Participant Productions, producers of the documentary An Inconvenient Truth, which charts Al Gore’s longtime commitment to reversing global climate change and is in the Cannes official selection, are partnering with the pavilion. The company will quantify the amount of electricity used and purchase renewable energy credits in a process known as carbon offsetting.
Paramount Classics is another partner in the scheme, which includes using only fair-trade tea and coffee and employing Atlanta-based carpet maker Interface to provide reusable floor covering.

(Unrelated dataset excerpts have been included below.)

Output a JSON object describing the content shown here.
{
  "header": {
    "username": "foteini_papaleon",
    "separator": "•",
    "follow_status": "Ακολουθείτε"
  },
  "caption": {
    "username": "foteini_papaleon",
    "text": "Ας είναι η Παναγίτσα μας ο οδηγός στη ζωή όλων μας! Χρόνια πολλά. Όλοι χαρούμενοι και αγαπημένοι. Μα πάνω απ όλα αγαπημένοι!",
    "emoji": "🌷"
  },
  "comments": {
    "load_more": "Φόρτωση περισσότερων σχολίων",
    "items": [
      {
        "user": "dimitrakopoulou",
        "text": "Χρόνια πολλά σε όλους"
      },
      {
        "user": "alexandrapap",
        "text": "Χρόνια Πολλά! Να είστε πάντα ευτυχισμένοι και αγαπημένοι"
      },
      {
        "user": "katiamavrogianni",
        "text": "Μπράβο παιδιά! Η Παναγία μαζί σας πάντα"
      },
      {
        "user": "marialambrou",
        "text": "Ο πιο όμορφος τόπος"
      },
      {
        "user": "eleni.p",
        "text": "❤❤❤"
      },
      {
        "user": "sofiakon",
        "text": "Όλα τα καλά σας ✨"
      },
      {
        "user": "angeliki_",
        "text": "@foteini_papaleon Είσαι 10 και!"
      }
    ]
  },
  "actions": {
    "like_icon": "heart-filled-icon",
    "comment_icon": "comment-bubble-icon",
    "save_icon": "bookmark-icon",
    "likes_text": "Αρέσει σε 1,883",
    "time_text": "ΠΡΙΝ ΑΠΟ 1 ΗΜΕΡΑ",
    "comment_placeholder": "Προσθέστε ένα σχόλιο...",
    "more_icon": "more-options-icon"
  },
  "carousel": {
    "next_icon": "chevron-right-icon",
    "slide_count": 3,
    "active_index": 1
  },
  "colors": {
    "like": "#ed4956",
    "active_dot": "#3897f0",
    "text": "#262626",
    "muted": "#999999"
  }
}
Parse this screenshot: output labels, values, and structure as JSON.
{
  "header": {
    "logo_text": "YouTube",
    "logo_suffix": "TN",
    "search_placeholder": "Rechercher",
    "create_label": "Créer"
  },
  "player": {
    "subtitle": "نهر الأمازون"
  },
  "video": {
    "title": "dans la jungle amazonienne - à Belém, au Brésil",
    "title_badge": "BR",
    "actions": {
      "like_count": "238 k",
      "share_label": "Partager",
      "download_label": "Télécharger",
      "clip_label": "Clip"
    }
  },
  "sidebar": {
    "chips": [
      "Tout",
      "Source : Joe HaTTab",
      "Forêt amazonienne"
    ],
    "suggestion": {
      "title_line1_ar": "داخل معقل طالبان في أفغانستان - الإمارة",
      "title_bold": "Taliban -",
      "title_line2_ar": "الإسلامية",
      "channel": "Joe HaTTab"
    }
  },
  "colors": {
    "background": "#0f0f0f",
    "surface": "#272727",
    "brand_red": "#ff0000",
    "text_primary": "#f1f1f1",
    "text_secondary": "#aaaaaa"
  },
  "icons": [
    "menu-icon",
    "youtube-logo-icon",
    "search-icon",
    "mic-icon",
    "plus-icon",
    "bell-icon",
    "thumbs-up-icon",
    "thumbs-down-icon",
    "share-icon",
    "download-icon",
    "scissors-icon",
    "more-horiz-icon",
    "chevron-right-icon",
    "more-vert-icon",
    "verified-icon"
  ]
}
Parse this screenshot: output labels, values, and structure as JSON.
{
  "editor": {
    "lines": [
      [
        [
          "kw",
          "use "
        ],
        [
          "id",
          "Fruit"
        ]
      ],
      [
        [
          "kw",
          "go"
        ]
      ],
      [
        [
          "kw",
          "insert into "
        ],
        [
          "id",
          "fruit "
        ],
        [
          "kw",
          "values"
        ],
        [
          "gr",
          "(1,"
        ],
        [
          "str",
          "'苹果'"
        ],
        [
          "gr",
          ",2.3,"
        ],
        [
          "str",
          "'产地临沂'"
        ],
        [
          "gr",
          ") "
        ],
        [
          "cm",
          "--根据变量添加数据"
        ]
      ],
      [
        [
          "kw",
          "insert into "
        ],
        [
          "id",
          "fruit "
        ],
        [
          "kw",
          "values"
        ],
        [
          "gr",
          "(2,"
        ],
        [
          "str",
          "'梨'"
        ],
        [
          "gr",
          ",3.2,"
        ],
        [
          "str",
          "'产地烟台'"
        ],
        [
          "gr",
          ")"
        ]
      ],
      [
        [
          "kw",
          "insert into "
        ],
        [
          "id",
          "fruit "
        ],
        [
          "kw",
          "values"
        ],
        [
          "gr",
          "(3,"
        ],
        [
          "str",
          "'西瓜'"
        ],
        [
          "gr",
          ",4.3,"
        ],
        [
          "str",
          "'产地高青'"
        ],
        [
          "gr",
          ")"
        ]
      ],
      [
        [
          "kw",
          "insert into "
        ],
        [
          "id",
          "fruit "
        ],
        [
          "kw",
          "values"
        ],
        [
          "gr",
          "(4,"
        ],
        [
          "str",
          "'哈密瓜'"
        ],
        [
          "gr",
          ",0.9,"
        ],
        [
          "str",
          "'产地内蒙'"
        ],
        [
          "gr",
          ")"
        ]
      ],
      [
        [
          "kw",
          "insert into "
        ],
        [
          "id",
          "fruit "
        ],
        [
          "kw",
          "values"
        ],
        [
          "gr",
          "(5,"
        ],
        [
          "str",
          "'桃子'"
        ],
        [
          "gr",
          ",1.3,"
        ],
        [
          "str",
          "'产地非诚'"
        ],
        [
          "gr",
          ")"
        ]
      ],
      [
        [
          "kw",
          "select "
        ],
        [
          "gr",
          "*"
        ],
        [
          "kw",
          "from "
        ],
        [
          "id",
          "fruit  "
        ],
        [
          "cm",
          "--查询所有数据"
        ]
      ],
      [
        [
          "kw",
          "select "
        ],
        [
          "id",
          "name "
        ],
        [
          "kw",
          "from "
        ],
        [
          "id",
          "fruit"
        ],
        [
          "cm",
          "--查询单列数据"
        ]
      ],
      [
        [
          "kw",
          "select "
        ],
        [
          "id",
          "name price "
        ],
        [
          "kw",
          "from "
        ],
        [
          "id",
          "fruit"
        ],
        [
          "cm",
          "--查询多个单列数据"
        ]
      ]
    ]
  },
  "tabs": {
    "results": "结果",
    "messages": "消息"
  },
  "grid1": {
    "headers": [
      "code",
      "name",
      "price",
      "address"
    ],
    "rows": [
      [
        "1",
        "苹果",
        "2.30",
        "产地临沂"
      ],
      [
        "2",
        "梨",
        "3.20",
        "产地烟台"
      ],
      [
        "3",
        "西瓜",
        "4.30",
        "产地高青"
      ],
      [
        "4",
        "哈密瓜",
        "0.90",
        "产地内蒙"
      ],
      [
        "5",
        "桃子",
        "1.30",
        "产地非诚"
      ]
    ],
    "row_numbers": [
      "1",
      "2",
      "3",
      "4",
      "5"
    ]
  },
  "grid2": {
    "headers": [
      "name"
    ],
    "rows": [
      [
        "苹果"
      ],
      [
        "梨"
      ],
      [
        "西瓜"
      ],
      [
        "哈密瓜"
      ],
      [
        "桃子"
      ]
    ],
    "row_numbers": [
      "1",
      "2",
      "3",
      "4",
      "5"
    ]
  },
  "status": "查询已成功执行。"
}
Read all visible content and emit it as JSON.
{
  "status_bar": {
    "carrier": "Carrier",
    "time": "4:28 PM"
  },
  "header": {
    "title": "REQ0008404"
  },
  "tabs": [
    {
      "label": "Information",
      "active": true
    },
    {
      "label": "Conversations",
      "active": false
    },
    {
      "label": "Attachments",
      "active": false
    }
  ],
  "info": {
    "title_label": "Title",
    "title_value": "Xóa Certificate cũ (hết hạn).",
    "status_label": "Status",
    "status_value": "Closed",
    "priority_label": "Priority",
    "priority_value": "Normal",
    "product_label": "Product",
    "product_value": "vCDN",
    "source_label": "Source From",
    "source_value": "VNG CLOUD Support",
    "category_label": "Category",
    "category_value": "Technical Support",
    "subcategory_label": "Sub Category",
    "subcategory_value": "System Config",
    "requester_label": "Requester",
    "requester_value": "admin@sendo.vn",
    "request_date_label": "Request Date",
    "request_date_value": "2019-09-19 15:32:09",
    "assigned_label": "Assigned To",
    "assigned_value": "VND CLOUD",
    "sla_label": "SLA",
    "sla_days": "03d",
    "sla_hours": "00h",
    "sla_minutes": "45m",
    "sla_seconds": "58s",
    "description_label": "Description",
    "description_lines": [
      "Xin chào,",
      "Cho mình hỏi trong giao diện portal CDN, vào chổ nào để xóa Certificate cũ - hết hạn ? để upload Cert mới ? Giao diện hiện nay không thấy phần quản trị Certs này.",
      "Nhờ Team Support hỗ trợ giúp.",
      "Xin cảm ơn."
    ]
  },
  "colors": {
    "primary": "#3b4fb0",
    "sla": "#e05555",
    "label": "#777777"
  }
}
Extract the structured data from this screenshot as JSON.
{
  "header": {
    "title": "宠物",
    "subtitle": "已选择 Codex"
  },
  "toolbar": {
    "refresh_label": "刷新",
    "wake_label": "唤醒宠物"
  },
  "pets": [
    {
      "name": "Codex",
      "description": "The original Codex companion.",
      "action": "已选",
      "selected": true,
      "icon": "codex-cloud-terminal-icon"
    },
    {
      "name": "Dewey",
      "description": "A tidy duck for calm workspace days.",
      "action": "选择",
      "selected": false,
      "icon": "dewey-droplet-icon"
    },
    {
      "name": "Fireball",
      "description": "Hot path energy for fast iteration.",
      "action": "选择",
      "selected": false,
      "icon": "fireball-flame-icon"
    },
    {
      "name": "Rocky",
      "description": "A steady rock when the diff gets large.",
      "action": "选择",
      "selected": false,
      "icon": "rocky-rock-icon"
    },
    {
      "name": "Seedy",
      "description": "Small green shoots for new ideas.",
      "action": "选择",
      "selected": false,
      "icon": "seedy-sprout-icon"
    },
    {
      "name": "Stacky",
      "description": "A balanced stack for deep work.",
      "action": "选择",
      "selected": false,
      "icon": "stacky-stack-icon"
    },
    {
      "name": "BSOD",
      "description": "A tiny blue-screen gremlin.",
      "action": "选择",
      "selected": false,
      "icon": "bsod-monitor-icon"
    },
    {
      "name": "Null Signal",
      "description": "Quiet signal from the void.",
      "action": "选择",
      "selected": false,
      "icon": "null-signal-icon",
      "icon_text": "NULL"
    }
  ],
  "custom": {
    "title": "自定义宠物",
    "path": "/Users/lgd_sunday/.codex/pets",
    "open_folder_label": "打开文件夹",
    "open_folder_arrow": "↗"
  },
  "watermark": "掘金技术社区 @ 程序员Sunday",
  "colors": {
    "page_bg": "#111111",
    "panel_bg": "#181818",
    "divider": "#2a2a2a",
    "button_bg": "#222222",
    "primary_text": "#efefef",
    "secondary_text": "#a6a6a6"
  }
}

The luxurious atmosphere is still firmly in place though. As the invited audience sits down to watch the opening film on Wednesday evening in the plush Lumiére cinema, the five-star Majestic Hotel across the road will be hosting a different gathering in its exclusive Salon Diane, courtesy of PR company The DDA Group and CUSTOM TV As the World Cup looms, this is only one of the football-themed events planned during the Festival. Vintage Brazil talent including Taffarel, Dunga, Bebeto, Aldair, Mauro Silva, Leonardo, Careca, Rai, Gilmar take on an All Star Celebrity team for five-a-side beach tournament on Monday afternoon the same day as a documentary on French icon Zinedine Zidane has a special out of competition screening.
The celebrity team has not been announced as yet. Perhaps the opposition is making them nervous.
The 2006 Cannes Film Festival runs from May 17 until May 28 when the Palme D’Or is awarded.